Norepinephrine suppresses Aβ1–42-induced activation of primary murine microglial cells, and potentiates phagocytosis of Aβ and microglial cell migration. (A) Ribonuclease protection assay analysis of microglia for the expression of TNFα, iNOS, COX2, IL-1β, CCL2, IL-8, and INFγ under control conditions and stimulation with Aβ1–42 with or without NE coincubation for 2 h. L32 and GAPDH served as housekeeping control (n = 8 ± SE, performed in duplicate; **, P < 0.01; ***, P < 0.001, one-way ANOVA, Tukey's post hoc test). (B) Microglial cells were stimulated with 1 μM Aβ1–42 in the presence of increasing concentrations of NE (Left) or isoproterenol (Right). After 18 h, release of TNFα and CXCL1 was measured by ELISA (n = 7 ± SE; **, P < 0.01; ***, P < 0.001, one-way ANOVA, Tukey's post hoc test). (C) Microglia was either stimulated with 150 nM Aβ1–42 (Left) or 2 ng/mL TNFα (Right) for 30 min and thereafter exposed to a fluorescence-labeled, fibrillar Aβ1–42 (FITC-Aβ) with increasing concentrations of NE or isoproterenol (Iso) (D). Phagocytosis was assessed by FACS analysis (n = 12 ± SE; *, P < 0.05; **, P < 0.01; ***, P < 0.001, one-way ANOVA, Tukey's post hoc test). (E) Microglial migration was examined by Boyden chamber assay. Cells were either unstimulated (Con) or immunostimulated by Aβ1–42 or TNFα with or without NE or Iso (n = 8 ± SE; **, P < 0.01; ***, P < 0.001, one-way ANOVA, Tukey's post hoc test). (F) Visualization of migrated cells using DAPI. (Scale bar: 200 μm.)
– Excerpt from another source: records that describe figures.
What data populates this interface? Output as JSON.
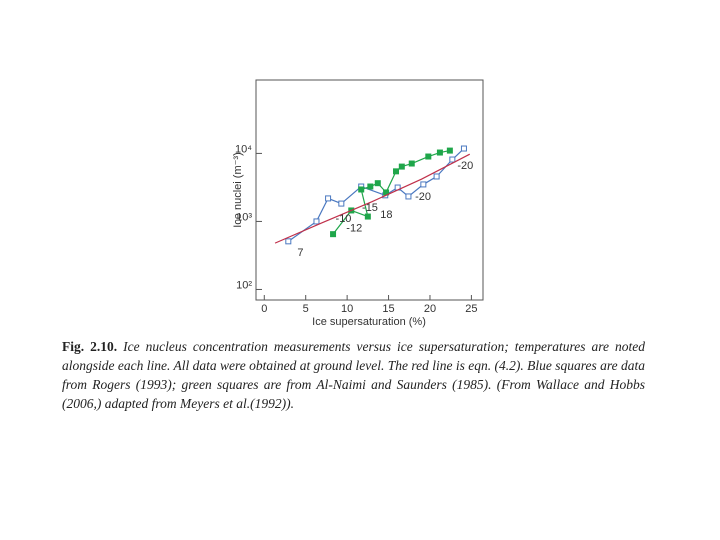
{
  "chart_data": {
    "type": "scatter",
    "xlabel": "Ice supersaturation (%)",
    "ylabel": "Ice nuclei (m⁻³)",
    "xlim": [
      -1,
      26.4
    ],
    "ylim": [
      70,
      120000
    ],
    "log_y": true,
    "xticks": [
      0,
      5,
      10,
      15,
      20,
      25
    ],
    "yticks": [
      {
        "value": 100,
        "label": "10²"
      },
      {
        "value": 1000,
        "label": "10³"
      },
      {
        "value": 10000,
        "label": "10⁴"
      }
    ],
    "series": [
      {
        "name": "Rogers (1993)",
        "color": "#4a78c0",
        "marker": "open-square",
        "x": [
          2.9,
          6.3,
          7.7,
          9.3,
          11.7,
          14.6,
          16.1,
          17.4,
          19.2,
          20.8,
          22.7,
          24.1
        ],
        "values": [
          510,
          1000,
          2180,
          1830,
          3260,
          2420,
          3150,
          2330,
          3500,
          4580,
          8130,
          11800
        ]
      },
      {
        "name": "Al-Naimi and Saunders (1985)",
        "color": "#1fa64a",
        "marker": "filled-square",
        "x": [
          8.3,
          10.5,
          12.5,
          11.7,
          12.8,
          13.7,
          14.7,
          15.9,
          16.6,
          17.8,
          19.8,
          21.2,
          22.4
        ],
        "values": [
          650,
          1450,
          1180,
          2950,
          3260,
          3650,
          2670,
          5450,
          6400,
          7100,
          9000,
          10300,
          11000
        ]
      },
      {
        "name": "eqn. (4.2)",
        "color": "#c0304a",
        "marker": "line",
        "x": [
          1.3,
          7,
          13,
          19,
          24.8
        ],
        "values": [
          480,
          960,
          1950,
          4200,
          9750
        ]
      }
    ],
    "annotations": [
      {
        "text": "7",
        "x": 4.0,
        "y": 340
      },
      {
        "text": "-10",
        "x": 8.6,
        "y": 1090
      },
      {
        "text": "-12",
        "x": 9.9,
        "y": 780
      },
      {
        "text": "-15",
        "x": 11.8,
        "y": 1560
      },
      {
        "text": "18",
        "x": 14.0,
        "y": 1230
      },
      {
        "text": "-20",
        "x": 18.2,
        "y": 2270
      },
      {
        "text": "-20",
        "x": 23.3,
        "y": 6500
      }
    ]
  },
  "caption": {
    "label": "Fig. 2.10.",
    "text": "Ice nucleus concentration measurements versus ice supersaturation; temperatures are noted alongside each line. All data were obtained at ground level. The red line is eqn. (4.2). Blue squares are data from Rogers (1993); green squares are from Al-Naimi and Saunders (1985). (From Wallace and Hobbs (2006,) adapted from Meyers et al.(1992))."
  }
}
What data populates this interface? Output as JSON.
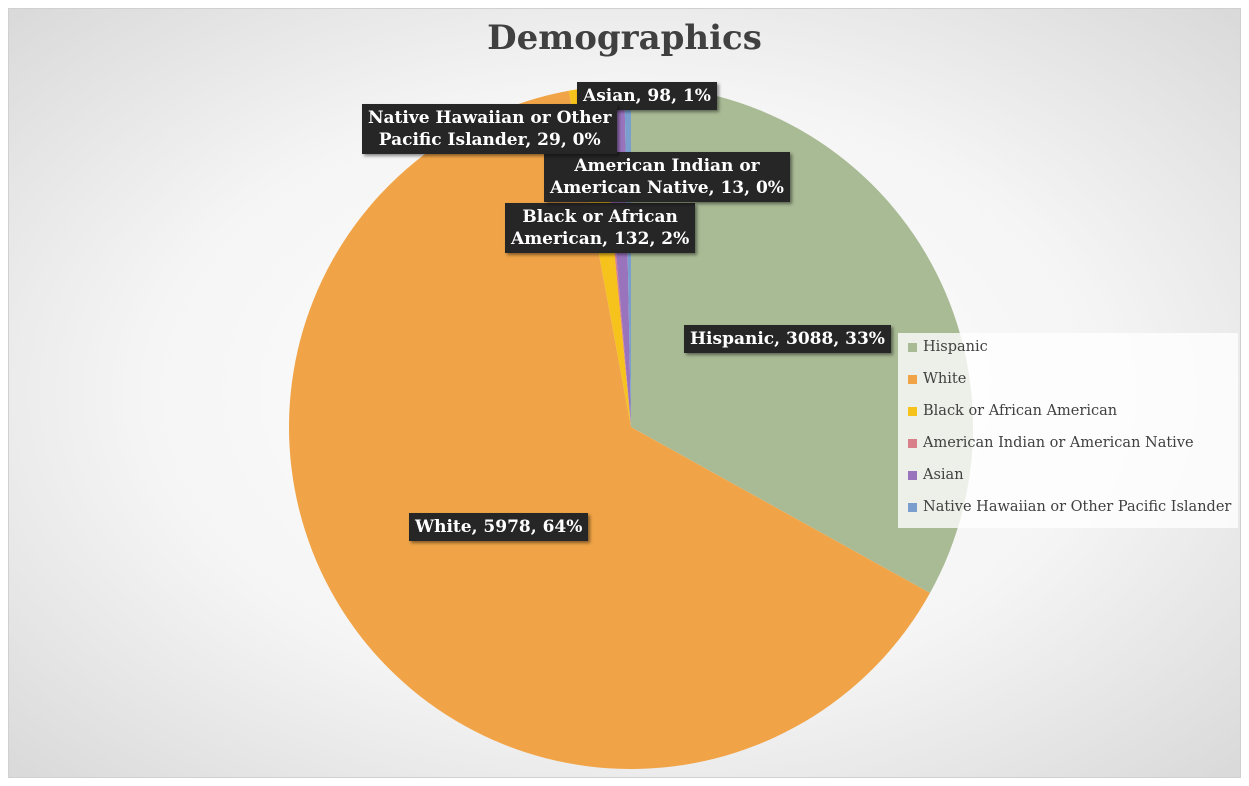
{
  "chart_data": {
    "type": "pie",
    "title": "Demographics",
    "legend_position": "right",
    "slices": [
      {
        "name": "Hispanic",
        "value": 3088,
        "percent_label": "33%",
        "color": "#a9bb95",
        "label": "Hispanic, 3088, 33%"
      },
      {
        "name": "White",
        "value": 5978,
        "percent_label": "64%",
        "color": "#f0a447",
        "label": "White, 5978, 64%"
      },
      {
        "name": "Black or African American",
        "value": 132,
        "percent_label": "2%",
        "color": "#f6c21c",
        "label_line1": "Black or African",
        "label_line2": "American, 132, 2%"
      },
      {
        "name": "American Indian or American Native",
        "value": 13,
        "percent_label": "0%",
        "color": "#d87f8a",
        "label_line1": "American Indian or",
        "label_line2": "American Native, 13, 0%"
      },
      {
        "name": "Asian",
        "value": 98,
        "percent_label": "1%",
        "color": "#9a73bd",
        "label": "Asian, 98, 1%"
      },
      {
        "name": "Native Hawaiian or Other Pacific Islander",
        "value": 29,
        "percent_label": "0%",
        "color": "#7a9fcf",
        "label_line1": "Native Hawaiian or Other",
        "label_line2": "Pacific Islander, 29, 0%"
      }
    ]
  }
}
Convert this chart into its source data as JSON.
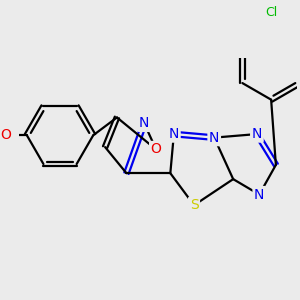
{
  "background_color": "#ebebeb",
  "atom_colors": {
    "C": "#000000",
    "N": "#0000ee",
    "O": "#ee0000",
    "S": "#cccc00",
    "Cl": "#00bb00"
  },
  "bond_color": "#000000",
  "bond_width": 1.6,
  "font_size_atoms": 10,
  "bg": "#ebebeb"
}
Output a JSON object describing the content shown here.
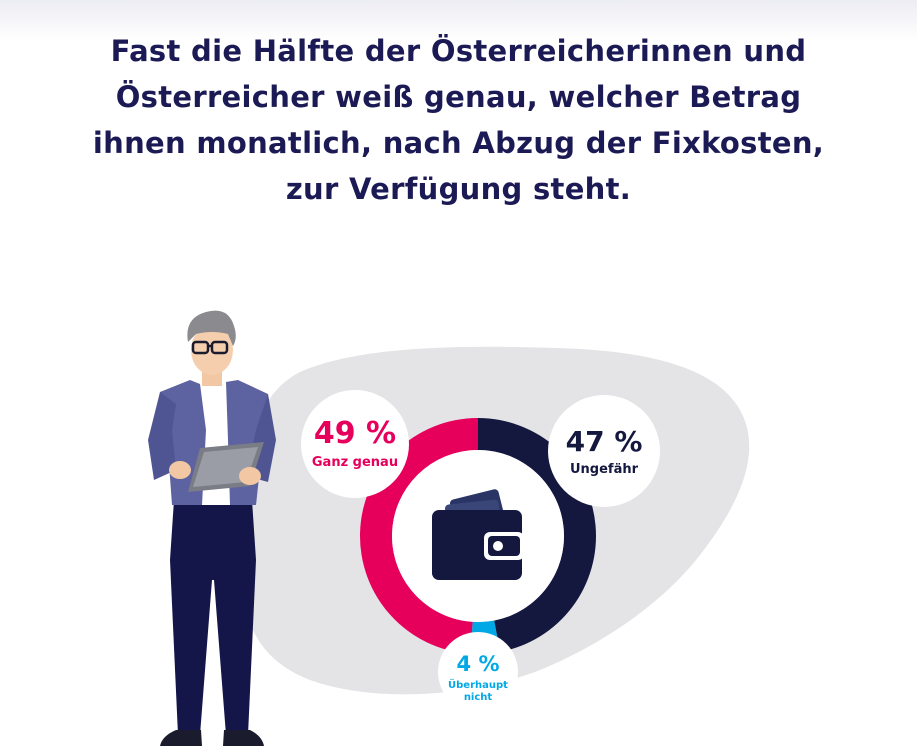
{
  "headline": {
    "lines": [
      "Fast die Hälfte der Österreicherinnen und",
      "Österreicher weiß genau, welcher Betrag",
      "ihnen monatlich, nach Abzug der Fixkosten,",
      "zur Verfügung steht."
    ]
  },
  "chart_data": {
    "type": "pie",
    "donut": true,
    "title": "Fast die Hälfte der Österreicherinnen und Österreicher weiß genau, welcher Betrag ihnen monatlich, nach Abzug der Fixkosten, zur Verfügung steht.",
    "slices": [
      {
        "label": "Ganz genau",
        "value": 49,
        "display": "49 %",
        "color": "#e6005c"
      },
      {
        "label": "Ungefähr",
        "value": 47,
        "display": "47 %",
        "color": "#14183f"
      },
      {
        "label": "Überhaupt nicht",
        "label_lines": [
          "Überhaupt",
          "nicht"
        ],
        "value": 4,
        "display": "4 %",
        "color": "#00a8e6"
      }
    ],
    "unit": "%"
  },
  "icons": {
    "center": "wallet-icon",
    "illustration": "person-with-tablet-illustration"
  },
  "colors": {
    "headline": "#1b1a55",
    "blob": "#e4e4e6"
  }
}
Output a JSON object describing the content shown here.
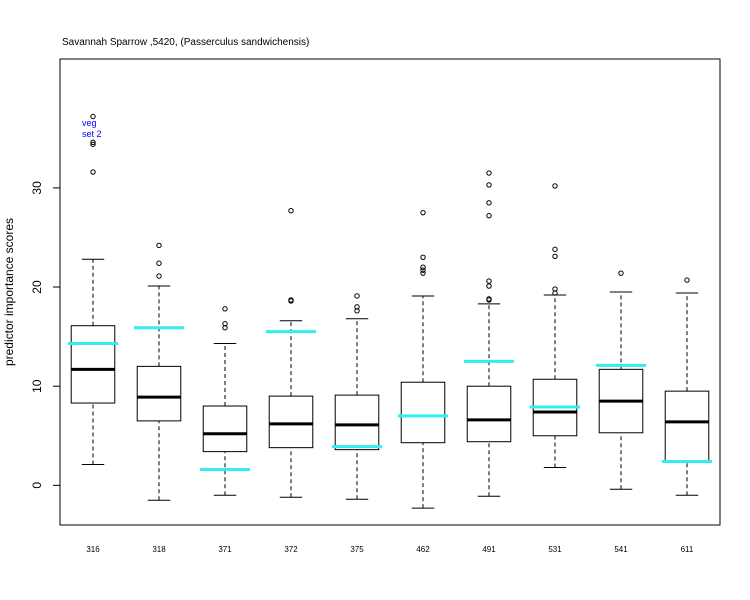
{
  "chart_data": {
    "type": "boxplot",
    "title": "Savannah Sparrow ,5420, (Passerculus sandwichensis)",
    "xlabel": "",
    "ylabel": "predictor importance scores",
    "ylim": [
      -4,
      43
    ],
    "yticks": [
      0,
      10,
      20,
      30
    ],
    "grid": false,
    "annotation": {
      "lines": [
        "veg",
        "set 2"
      ],
      "color": "#0000ff"
    },
    "colors": {
      "box": "#000000",
      "median": "#000000",
      "marker": "#33eeee"
    },
    "categories": [
      "316",
      "318",
      "371",
      "372",
      "375",
      "462",
      "491",
      "531",
      "541",
      "611"
    ],
    "series": [
      {
        "category": "316",
        "whisker_low": 2.1,
        "q1": 8.3,
        "median": 11.7,
        "q3": 16.1,
        "whisker_high": 22.8,
        "outliers": [
          31.6,
          34.4,
          34.6,
          37.2
        ],
        "marker": 14.3
      },
      {
        "category": "318",
        "whisker_low": -1.5,
        "q1": 6.5,
        "median": 8.9,
        "q3": 12.0,
        "whisker_high": 20.1,
        "outliers": [
          21.1,
          22.4,
          24.2
        ],
        "marker": 15.9
      },
      {
        "category": "371",
        "whisker_low": -1.0,
        "q1": 3.4,
        "median": 5.2,
        "q3": 8.0,
        "whisker_high": 14.3,
        "outliers": [
          15.9,
          16.3,
          17.8
        ],
        "marker": 1.6
      },
      {
        "category": "372",
        "whisker_low": -1.2,
        "q1": 3.8,
        "median": 6.2,
        "q3": 9.0,
        "whisker_high": 16.6,
        "outliers": [
          18.6,
          18.7,
          27.7
        ],
        "marker": 15.5
      },
      {
        "category": "375",
        "whisker_low": -1.4,
        "q1": 3.6,
        "median": 6.1,
        "q3": 9.1,
        "whisker_high": 16.8,
        "outliers": [
          17.6,
          18.0,
          19.1
        ],
        "marker": 3.9
      },
      {
        "category": "462",
        "whisker_low": -2.3,
        "q1": 4.3,
        "median": null,
        "q3": 10.4,
        "whisker_high": 19.1,
        "outliers": [
          21.4,
          21.7,
          22.0,
          23.0,
          27.5
        ],
        "marker": 7.0
      },
      {
        "category": "491",
        "whisker_low": -1.1,
        "q1": 4.4,
        "median": 6.6,
        "q3": 10.0,
        "whisker_high": 18.3,
        "outliers": [
          18.7,
          18.8,
          20.1,
          20.6,
          27.2,
          28.5,
          30.3,
          31.5
        ],
        "marker": 12.5
      },
      {
        "category": "531",
        "whisker_low": 1.8,
        "q1": 5.0,
        "median": 7.4,
        "q3": 10.7,
        "whisker_high": 19.2,
        "outliers": [
          19.4,
          19.8,
          23.1,
          23.8,
          30.2
        ],
        "marker": 7.9
      },
      {
        "category": "541",
        "whisker_low": -0.4,
        "q1": 5.3,
        "median": 8.5,
        "q3": 11.7,
        "whisker_high": 19.5,
        "outliers": [
          21.4
        ],
        "marker": 12.1
      },
      {
        "category": "611",
        "whisker_low": -1.0,
        "q1": 2.4,
        "median": 6.4,
        "q3": 9.5,
        "whisker_high": 19.4,
        "outliers": [
          20.7
        ],
        "marker": 2.4
      }
    ]
  }
}
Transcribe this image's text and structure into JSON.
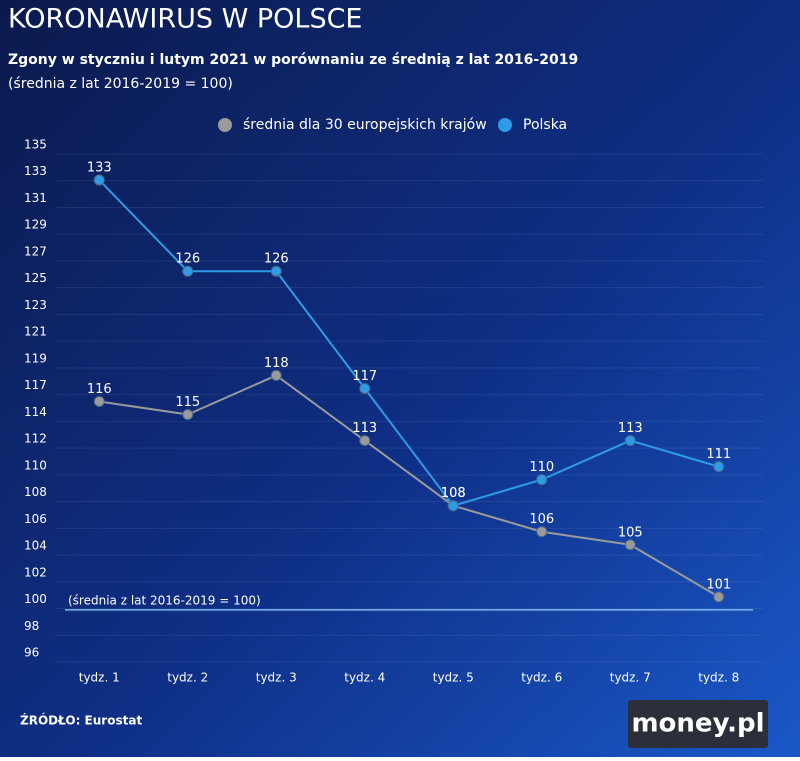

NE depletion decreases microglial Aβ phagocytosis and results in reduced recruitment of microglia to Aβ plaques. (A) Confocal laser scanning microscopy detected a higher number of Aβ-plaque-associated and Aβ-containing microglial cells in 12-month-old APPV717I-transgenic mice compared to DSP4-treated mice. (Scale bars: 20 μm.) (B) Fifty randomly chosen plaques on 10 serial sections having a defined distance were evaluated for Aβ/Cd11b colocalization per animal (n = 6 ± SE; **, P < 0.01, Student's t test). (C) Example of plaques labeled with methoxy-X04 surrounded by EGFP expressing microglia at day 0 (Upper Left) and 42 (Upper Right). (Lower) Mouse treated with DSP4 at day 0 (Lower Left) and day 42 (Lower Right). Images are maximum intensity projection (MIPs) along the z axis. (Scale bar: 10 μm.) (D) Quantification of the temporal variation of the number of amyloid inclusions in microglia in different regions of control and DSP4-treated mice, respectively. Values are normalized by the median at day 0 (n = 5 for control and n = 3 for Dsp4-treated mice ± SE; **, P < 0.01, one-way ANOVA, Tukey's post hoc test). (E) Inclusions in microglia in the same region at day 0 (Upper Left) and day 42 (Upper Right). (Lower) Mouse treated with DSP4 at day 0 (Lower Left) and day 42 (Lower Right). Images are single optical sections. (Scale bar: 10 μm.) (F) Quantification of the variation of microglia density around plaques (in comparison with day 0) in control and DSP4-treated mice (n = 5 for control and n = 2 for Dsp4-treated mice ± SE; **, P < 0.01, Student's t test).